Oger SAR Dogs is a tightly knit team with an open culture where I can be myself and can continue to develop. We have very good and extremely experienced coaches who also work with their own dogs. Partly because of this they continually watch us critically while remaining sharply focussed on their own SAR work. I love working with Jente and (almost) every training session is a celebration!
Together with old German Shepherd †Aizza and my cross-breed Malinois Lucca and Aydinn, I have become deeply attached to working with dogs. The fact that I can also fulfill a need for help together with Oger SARdogs and many other people makes me feel part of a greater good.
My love for search and rescue work started about 14 years ago in Austria while doing avalanche training with my cross-breed Malinois †Coco. That’s when I got bitten by the search and rescue dog bug. I was amazed then, and still am, by the dog’s sense of smell.
I gladly share the experience I’ve gained over the years with my fellow team members, all 100% motivated people, who time and time again get so much enjoyment from searching with their dogs.
Hello, my name is André Wevers.
I don’t own a dog simply because I lack the time. However, I am fascinated by the work that this team does on a voluntary basis. Although I don’t have a dog, there are more than enough tasks to support the entire team in searches.

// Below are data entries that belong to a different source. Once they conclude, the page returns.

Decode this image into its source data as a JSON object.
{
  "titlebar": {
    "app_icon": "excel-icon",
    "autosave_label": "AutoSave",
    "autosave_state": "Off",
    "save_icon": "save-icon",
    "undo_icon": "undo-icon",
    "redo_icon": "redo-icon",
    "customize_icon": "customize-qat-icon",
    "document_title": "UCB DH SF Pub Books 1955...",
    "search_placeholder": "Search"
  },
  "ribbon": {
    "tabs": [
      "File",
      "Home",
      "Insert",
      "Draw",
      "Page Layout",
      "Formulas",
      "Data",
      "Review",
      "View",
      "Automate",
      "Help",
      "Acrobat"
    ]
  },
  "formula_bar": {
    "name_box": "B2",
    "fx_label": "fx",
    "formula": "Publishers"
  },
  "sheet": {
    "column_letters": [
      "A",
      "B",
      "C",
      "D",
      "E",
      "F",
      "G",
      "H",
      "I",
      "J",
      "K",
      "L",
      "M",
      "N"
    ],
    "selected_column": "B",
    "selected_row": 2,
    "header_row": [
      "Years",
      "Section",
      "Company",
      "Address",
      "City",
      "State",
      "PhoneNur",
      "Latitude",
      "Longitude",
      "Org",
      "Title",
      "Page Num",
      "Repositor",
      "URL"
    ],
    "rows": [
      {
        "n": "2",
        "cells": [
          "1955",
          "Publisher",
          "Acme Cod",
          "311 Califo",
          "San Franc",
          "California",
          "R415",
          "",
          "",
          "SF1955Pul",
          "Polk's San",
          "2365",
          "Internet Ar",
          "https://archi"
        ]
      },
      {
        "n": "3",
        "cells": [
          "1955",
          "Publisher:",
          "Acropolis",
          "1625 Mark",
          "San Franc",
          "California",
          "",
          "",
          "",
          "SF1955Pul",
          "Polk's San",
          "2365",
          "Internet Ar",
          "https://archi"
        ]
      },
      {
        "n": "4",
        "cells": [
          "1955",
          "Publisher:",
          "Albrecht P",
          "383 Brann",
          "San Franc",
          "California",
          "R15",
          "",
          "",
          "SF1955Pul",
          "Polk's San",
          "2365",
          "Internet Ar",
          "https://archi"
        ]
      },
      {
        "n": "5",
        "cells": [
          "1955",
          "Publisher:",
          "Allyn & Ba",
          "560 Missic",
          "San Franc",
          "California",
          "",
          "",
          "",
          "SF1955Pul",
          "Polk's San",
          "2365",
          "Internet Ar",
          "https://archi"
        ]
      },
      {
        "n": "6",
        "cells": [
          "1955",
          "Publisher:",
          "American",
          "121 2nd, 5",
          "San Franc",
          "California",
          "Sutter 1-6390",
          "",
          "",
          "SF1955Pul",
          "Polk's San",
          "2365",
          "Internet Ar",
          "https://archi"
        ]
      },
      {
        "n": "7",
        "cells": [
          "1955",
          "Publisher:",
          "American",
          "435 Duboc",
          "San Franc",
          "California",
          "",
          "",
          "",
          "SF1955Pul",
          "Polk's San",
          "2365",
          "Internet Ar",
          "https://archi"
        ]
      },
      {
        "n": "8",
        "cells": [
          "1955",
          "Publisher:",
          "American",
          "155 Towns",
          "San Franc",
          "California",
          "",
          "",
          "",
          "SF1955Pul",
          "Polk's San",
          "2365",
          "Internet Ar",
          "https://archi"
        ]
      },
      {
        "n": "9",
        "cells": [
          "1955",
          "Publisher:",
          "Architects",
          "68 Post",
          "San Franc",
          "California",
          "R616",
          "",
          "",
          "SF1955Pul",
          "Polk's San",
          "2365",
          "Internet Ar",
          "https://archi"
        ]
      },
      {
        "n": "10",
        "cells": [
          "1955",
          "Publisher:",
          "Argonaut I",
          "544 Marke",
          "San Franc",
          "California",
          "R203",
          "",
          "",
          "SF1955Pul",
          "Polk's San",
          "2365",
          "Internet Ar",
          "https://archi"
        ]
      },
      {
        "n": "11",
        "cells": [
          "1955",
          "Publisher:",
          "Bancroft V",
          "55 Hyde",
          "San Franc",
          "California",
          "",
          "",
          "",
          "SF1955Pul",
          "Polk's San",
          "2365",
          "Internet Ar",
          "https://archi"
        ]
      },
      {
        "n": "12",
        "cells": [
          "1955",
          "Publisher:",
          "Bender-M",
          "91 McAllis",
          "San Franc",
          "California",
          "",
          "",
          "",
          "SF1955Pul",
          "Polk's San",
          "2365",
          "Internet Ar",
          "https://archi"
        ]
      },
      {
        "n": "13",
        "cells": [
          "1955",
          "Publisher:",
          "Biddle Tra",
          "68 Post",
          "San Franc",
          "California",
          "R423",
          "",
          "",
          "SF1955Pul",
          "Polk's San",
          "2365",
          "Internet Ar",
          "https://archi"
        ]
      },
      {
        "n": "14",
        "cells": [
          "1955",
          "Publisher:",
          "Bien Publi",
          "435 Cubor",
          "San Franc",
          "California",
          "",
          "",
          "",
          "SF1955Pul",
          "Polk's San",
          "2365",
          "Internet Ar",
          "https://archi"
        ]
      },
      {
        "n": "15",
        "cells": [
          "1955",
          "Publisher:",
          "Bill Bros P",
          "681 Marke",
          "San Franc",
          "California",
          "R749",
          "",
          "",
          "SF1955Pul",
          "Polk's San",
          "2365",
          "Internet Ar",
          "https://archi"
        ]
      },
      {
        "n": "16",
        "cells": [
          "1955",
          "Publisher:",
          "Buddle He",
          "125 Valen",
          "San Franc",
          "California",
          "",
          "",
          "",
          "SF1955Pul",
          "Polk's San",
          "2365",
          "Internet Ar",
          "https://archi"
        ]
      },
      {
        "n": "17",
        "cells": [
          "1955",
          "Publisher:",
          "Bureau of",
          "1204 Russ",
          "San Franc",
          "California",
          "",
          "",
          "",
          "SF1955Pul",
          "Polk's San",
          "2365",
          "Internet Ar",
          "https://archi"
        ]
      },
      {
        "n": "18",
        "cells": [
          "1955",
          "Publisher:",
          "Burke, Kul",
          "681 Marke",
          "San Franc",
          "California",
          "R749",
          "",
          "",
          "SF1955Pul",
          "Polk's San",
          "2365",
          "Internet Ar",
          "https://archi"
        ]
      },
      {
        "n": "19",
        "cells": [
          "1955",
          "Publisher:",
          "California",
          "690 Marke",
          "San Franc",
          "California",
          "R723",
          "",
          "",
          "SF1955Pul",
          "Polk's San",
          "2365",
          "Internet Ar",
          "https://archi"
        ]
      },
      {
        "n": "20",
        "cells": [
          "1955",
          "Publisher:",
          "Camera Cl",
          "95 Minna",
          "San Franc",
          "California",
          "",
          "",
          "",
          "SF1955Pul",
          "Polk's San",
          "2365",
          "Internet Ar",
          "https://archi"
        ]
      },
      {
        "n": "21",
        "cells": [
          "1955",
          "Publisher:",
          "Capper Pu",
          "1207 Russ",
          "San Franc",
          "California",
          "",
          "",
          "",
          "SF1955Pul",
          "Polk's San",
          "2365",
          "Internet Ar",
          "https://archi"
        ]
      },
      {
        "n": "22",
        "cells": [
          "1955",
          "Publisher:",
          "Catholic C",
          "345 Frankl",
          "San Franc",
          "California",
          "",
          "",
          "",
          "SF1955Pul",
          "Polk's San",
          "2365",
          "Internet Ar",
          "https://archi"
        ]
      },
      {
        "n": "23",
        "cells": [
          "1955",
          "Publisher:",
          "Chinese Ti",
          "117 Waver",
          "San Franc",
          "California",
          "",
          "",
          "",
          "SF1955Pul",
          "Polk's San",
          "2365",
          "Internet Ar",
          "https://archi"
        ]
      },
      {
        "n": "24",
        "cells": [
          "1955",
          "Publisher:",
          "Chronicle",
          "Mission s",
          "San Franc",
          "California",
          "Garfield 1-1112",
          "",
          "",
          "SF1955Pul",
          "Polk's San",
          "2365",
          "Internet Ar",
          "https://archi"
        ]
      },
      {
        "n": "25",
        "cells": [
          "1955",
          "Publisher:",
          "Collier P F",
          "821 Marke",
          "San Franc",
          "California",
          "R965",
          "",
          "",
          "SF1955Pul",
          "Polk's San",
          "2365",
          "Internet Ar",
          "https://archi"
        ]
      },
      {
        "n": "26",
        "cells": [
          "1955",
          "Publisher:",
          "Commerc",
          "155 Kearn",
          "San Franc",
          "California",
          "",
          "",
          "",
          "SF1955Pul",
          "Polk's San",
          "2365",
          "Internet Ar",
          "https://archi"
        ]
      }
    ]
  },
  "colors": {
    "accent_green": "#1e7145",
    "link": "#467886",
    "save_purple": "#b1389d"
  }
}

I was once, a few years ago, asked to be the liaison between the emergency services and the team. I think that was made for me, but along the way I got dragged into the enthusiasm and started doing more than just that.
Nowadays my job varies from cook, material / logistics, safety, board member and the liaison to emergency services. Writing this down I actually think; all-rounder, so still the liaison but then in the broadest sense.
The circumstances in which we search for missing persons, aren’t always easy. You never know where you are going and what you will find. That is sometimes hard for us because if we go somewhere there is no toilet, running water, central heating, electricity and so on. We don’t mind that because it is part of the job and at the end of the day our goal is to provide clarity to family and friends. By the way, our searches are done both in the Netherlands as well as abroad and are initiated by many causes, such as an earthquake, tsunami or typhoon. When needed, we come, VOLUNTARY and without charges.
When I tell people the things we as a team are doing to make and keep both dog and handler deployable, I sometimes hear people say that this almost is a full-time job. And they are right! Our members do all this in addition to their regular job, on a voluntary basis.
When I see the dedication and enthusiasm the dogs and their handlers have in performing their job, I am amazed every time and I am happy and proud that I am part of this great TEAM.